Ellen Dudley is the author of The Geographic Cure (Four Way Books, 2007) and Slow Burn (Provincetown Arts Press, 1997). She is the recipient of a Vermont Council on the Arts Fellowship and the founding editor and publisher of The Marlboro Review. She lives in Marlboro, Vermont.

By This Poet



On the first full day of summer the sun is up
the sky as far as it will get and now it will
head south to warm the Antipodes, where today
it rains and  gales blow up from the Antarctic.

Here it is summer already, the lawn mowed, garden
weeded and nostalgia for summers past makes her
way into this place. The years of WWII bunkers
on South Beach and the tar coating our feet from 

the boats out there and green-eyed Billy, now gone to
fat and trouble, trying to pull me through his bedroom
window. Now,  Lily Briscoe paints the lighthouse again,
and my cousins across the yard. And the others, all

of them. Grown middle-aged... or dead or sick and
their children, for Christ’s sake,  all grown up.
We were something.
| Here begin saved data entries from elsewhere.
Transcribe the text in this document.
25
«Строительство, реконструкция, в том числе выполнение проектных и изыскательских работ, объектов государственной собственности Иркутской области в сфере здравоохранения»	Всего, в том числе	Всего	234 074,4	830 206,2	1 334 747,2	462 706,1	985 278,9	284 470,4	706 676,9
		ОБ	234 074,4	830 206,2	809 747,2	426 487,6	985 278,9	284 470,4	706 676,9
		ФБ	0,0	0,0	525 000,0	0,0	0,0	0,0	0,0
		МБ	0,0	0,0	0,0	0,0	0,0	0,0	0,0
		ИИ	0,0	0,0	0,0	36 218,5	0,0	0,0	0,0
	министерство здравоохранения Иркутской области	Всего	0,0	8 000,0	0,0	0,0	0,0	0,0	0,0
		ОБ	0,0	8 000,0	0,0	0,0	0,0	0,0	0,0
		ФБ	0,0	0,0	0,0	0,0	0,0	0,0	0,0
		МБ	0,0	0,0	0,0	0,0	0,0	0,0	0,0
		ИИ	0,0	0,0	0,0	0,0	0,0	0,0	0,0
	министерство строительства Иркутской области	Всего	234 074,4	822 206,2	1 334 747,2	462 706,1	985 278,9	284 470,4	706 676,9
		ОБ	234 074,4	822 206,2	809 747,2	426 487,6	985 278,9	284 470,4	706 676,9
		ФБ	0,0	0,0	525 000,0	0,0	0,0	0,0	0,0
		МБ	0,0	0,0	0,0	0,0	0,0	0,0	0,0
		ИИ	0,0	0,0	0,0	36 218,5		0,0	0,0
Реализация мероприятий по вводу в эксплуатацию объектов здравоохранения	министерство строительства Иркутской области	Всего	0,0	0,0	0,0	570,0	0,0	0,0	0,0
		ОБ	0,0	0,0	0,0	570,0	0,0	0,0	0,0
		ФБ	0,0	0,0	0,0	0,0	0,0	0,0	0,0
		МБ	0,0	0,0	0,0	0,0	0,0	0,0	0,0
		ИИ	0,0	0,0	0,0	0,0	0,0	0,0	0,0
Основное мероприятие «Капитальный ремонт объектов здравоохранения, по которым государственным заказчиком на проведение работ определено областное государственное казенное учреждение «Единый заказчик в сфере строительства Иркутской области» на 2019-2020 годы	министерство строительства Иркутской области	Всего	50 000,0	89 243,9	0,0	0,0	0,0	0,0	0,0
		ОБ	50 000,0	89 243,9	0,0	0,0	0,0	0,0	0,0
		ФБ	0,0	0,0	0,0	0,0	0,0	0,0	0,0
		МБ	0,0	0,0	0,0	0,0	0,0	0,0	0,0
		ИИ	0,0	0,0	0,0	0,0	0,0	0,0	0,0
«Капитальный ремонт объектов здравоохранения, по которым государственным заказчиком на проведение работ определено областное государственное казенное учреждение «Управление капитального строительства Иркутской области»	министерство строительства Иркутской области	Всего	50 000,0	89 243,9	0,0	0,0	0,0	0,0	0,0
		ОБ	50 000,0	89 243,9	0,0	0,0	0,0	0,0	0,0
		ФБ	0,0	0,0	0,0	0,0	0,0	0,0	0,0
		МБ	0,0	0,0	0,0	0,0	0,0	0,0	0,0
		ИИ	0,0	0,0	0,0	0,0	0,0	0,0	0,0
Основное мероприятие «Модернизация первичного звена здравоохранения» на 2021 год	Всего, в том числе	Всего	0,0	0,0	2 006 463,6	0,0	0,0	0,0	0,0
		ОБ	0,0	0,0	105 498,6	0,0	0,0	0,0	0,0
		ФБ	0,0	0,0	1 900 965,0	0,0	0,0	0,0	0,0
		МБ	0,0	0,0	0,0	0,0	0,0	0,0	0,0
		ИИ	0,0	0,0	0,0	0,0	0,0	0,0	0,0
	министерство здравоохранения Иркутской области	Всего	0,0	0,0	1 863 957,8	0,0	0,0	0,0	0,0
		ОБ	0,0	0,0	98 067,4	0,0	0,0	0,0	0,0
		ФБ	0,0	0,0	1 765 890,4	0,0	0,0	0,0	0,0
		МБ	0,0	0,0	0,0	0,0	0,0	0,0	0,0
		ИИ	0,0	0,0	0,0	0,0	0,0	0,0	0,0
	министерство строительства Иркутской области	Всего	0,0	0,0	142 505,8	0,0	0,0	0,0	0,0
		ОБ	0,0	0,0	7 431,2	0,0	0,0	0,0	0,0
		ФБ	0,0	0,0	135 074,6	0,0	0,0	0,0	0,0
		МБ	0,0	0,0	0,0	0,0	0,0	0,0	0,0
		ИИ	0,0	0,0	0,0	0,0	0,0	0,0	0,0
The great bonfire on the beach
and sex in the dunes with someone I would

never see or taste again, and hanging on each
other before the fire. The other years:  crossing
the Tyrrhenian Sea in a summer storm, fearing
the boat will sink because they have, they do.

Below decks everyone pukes and prays to Dio,
Deo, Allah, so I go above and lash my sleeping
bag to the deck rail and wedged between 
the bulkhead and two steel rods, I sleep. Nothing

between me and the wild ocean but a clothesline
rope. And awake as we chug into Brindisi,  all
of us repeating grazie, grazie as we disembark to live
another summer. Now, all these years on, we

see another summer coming, relentless in
its blooms and breeze and thunder rolling up
the valley and apple blossoms strewn like snow
flakes on the ground.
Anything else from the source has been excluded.